Hi! @jeshli , it’s me again, do you have a rust-connect-py-ai-to-ic tokenizer? Otherwise the input and output are tensors, not readable text
Yes. It’s in one of the branches.
Oh I found it, but I noticed that the return value of tokenize_text is vec int32 while the parameter of model_inference is vec int64? If these two datatypes don’t match then how do I use tokenizer_backend please? Happy New Year btw
Should be able to into() the type.
But for reference, we just open-sourced new resources for implementing models and tokenizers in a more straightforward and cleaner way.
It is actively being extended to work directly with HuggingFace’s transformers library which we are actively contributing to. Making it easier for anyone to deploy any model to the Internet Computer.
Wow, amazing project! I’d like to ask you about a Transformer-based Time Series Prediction model that we trained and tried to upload to the project backend, but setup_model reported an error, can’t this project run the Transformer model?
Error: Failed while trying to deploy canisters.
Caused by: Failed while trying to install all canisters.
Caused by: Failed to install wasm module to canister ‘predict_demo_backend’.
Caused by: Failed during wasm installation call
Caused by: The replica returned a rejection error: reject code CanisterError, reject message Error from Canister bkyz2-fmaaa-aaaaa-qaaaq-cai. Canister calledic0.trap
with message: Panicked at ‘not yet implemented’, /home/ydr/.cargo/git/checkouts/tract-01a3138c7a4b58a3/2a2914a/ core/src/ops/change_axes.rs:856:17.

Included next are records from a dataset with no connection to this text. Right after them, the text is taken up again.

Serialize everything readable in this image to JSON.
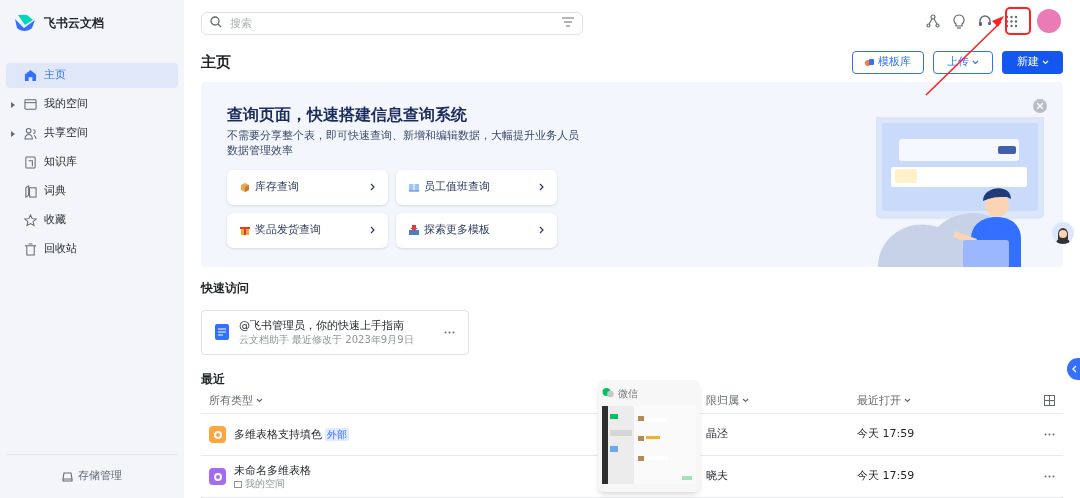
{
  "app": {
    "name": "飞书云文档"
  },
  "sidebar": {
    "items": [
      {
        "label": "主页",
        "selected": true,
        "has_children": false
      },
      {
        "label": "我的空间",
        "selected": false,
        "has_children": true
      },
      {
        "label": "共享空间",
        "selected": false,
        "has_children": true
      },
      {
        "label": "知识库",
        "selected": false,
        "has_children": false
      },
      {
        "label": "词典",
        "selected": false,
        "has_children": false
      },
      {
        "label": "收藏",
        "selected": false,
        "has_children": false
      },
      {
        "label": "回收站",
        "selected": false,
        "has_children": false
      }
    ],
    "footer": "存储管理"
  },
  "search": {
    "placeholder": "搜索"
  },
  "page_title": "主页",
  "actions": [
    {
      "label": "模板库",
      "kind": "template"
    },
    {
      "label": "上传",
      "kind": "outline"
    },
    {
      "label": "新建",
      "kind": "primary"
    }
  ],
  "banner": {
    "title": "查询页面，快速搭建信息查询系统",
    "description": "不需要分享整个表，即可快速查询、新增和编辑数据，大幅提升业务人员数据管理效率",
    "links": [
      {
        "label": "库存查询"
      },
      {
        "label": "员工值班查询"
      },
      {
        "label": "奖品发货查询"
      },
      {
        "label": "探索更多模板"
      }
    ]
  },
  "quick_access": {
    "title": "快速访问",
    "items": [
      {
        "title": "@飞书管理员，你的快速上手指南",
        "meta": "云文档助手 最近修改于 2023年9月9日"
      }
    ]
  },
  "recent": {
    "title": "最近",
    "columns": [
      "所有类型",
      "限归属",
      "最近打开"
    ],
    "rows": [
      {
        "name": "多维表格支持填色",
        "badge": "外部",
        "owner": "晶泾",
        "opened": "今天 17:59"
      },
      {
        "name": "未命名多维表格",
        "location": "我的空间",
        "owner": "晓夫",
        "opened": "今天 17:59"
      }
    ]
  },
  "taskbar_preview": {
    "title": "微信"
  }
}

Consider gracefully handling failures from this canister or altering the canister to handle exceptions. See documentation: http://internetcomputer .org/docs/current/references/execution-errors#trapped-explicitly, error code None
I would be guessing but perhaps Tract-Onnx does not have that function implemented. Have you confirmed that you can run your model as Tract-Onnx outside of the canister?
Candle also has Onnx support. I suspect that it has more active development. I can research making a cleaner version of what you are using py-connect-ai-to-ic using Candle instead of Tract but it will take some time.

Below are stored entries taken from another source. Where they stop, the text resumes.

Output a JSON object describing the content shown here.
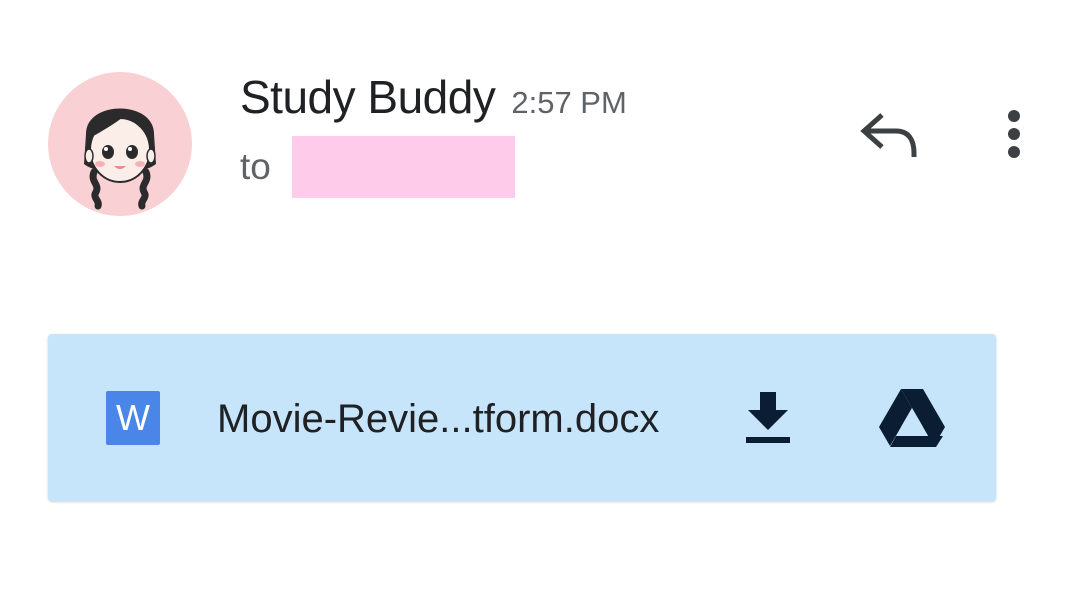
{
  "message": {
    "sender_name": "Study Buddy",
    "time": "2:57 PM",
    "to_label": "to",
    "recipient": "",
    "reply_icon": "reply-icon",
    "more_icon": "more-vert-icon",
    "avatar_icon": "avatar-girl-illustration"
  },
  "attachment": {
    "type_letter": "W",
    "filename": "Movie-Revie...tform.docx",
    "file_icon": "word-doc-icon",
    "download_icon": "download-icon",
    "drive_icon": "google-drive-icon"
  },
  "colors": {
    "attachment_bg": "#c6e5fb",
    "doc_icon_bg": "#4a86e8",
    "avatar_bg": "#f9d0d3",
    "redaction": "#ffcbea",
    "icon_dark": "#0b1d33"
  }
}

Other than that I would re-write your time series model in Rust.
I created a rust project locally as you suggested and tried to run the model as tract-onnx, but it reported the same error. I’ll try Candle
I briefly tried Candle, but it usually uses Device:cpu or gpu when loading models in it, is Candle supported in canister?

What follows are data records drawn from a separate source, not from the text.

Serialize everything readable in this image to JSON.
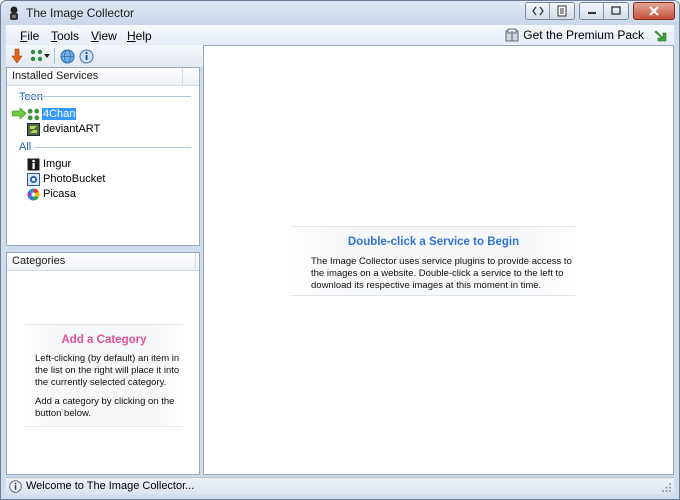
{
  "window": {
    "title": "The Image Collector"
  },
  "menu": {
    "items": [
      {
        "key": "F",
        "rest": "ile"
      },
      {
        "key": "T",
        "rest": "ools"
      },
      {
        "key": "V",
        "rest": "iew"
      },
      {
        "key": "H",
        "rest": "elp"
      }
    ],
    "premium_label": "Get the Premium Pack"
  },
  "services_panel": {
    "header": "Installed Services",
    "groups": [
      {
        "label": "Teen",
        "items": [
          {
            "label": "4Chan",
            "selected": true
          },
          {
            "label": "deviantART"
          }
        ]
      },
      {
        "label": "All",
        "items": [
          {
            "label": "Imgur"
          },
          {
            "label": "PhotoBucket"
          },
          {
            "label": "Picasa"
          }
        ]
      }
    ]
  },
  "categories_panel": {
    "header": "Categories",
    "hint_title": "Add a Category",
    "hint_line1": "Left-clicking (by default) an item in",
    "hint_line2": "the list on the right will place it into",
    "hint_line3": "the currently selected category.",
    "hint_line4": "Add a category by clicking on the",
    "hint_line5": "button below."
  },
  "main_panel": {
    "hint_title": "Double-click a Service to Begin",
    "hint_line1": "The Image Collector uses service plugins to provide access to",
    "hint_line2": "the images on a website. Double-click a service to the left to",
    "hint_line3": "download its respective images at this moment in time."
  },
  "status": {
    "text": "Welcome to The Image Collector..."
  },
  "colors": {
    "accent_blue": "#1f5bb3",
    "hint_blue": "#2f73d6",
    "hint_pink": "#e0509b",
    "selection": "#3399ff"
  }
}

The repo that I showed has an example which deploys a gpt2 model running with candle.
Yes you need to use Device:cpu, as you would see in the example code, because the IC does not have GPUs … yet.
You would need to be able to either write models in Rust or wait for me to develop (or develop yourself) a wrapper Candle-Onnx integration that works the way that rust-connect-py-ai-to-ic does.
Oh I found it! I will study this code carefully, thank you so much for so many days of patient answers and replies , looking forward to your new project!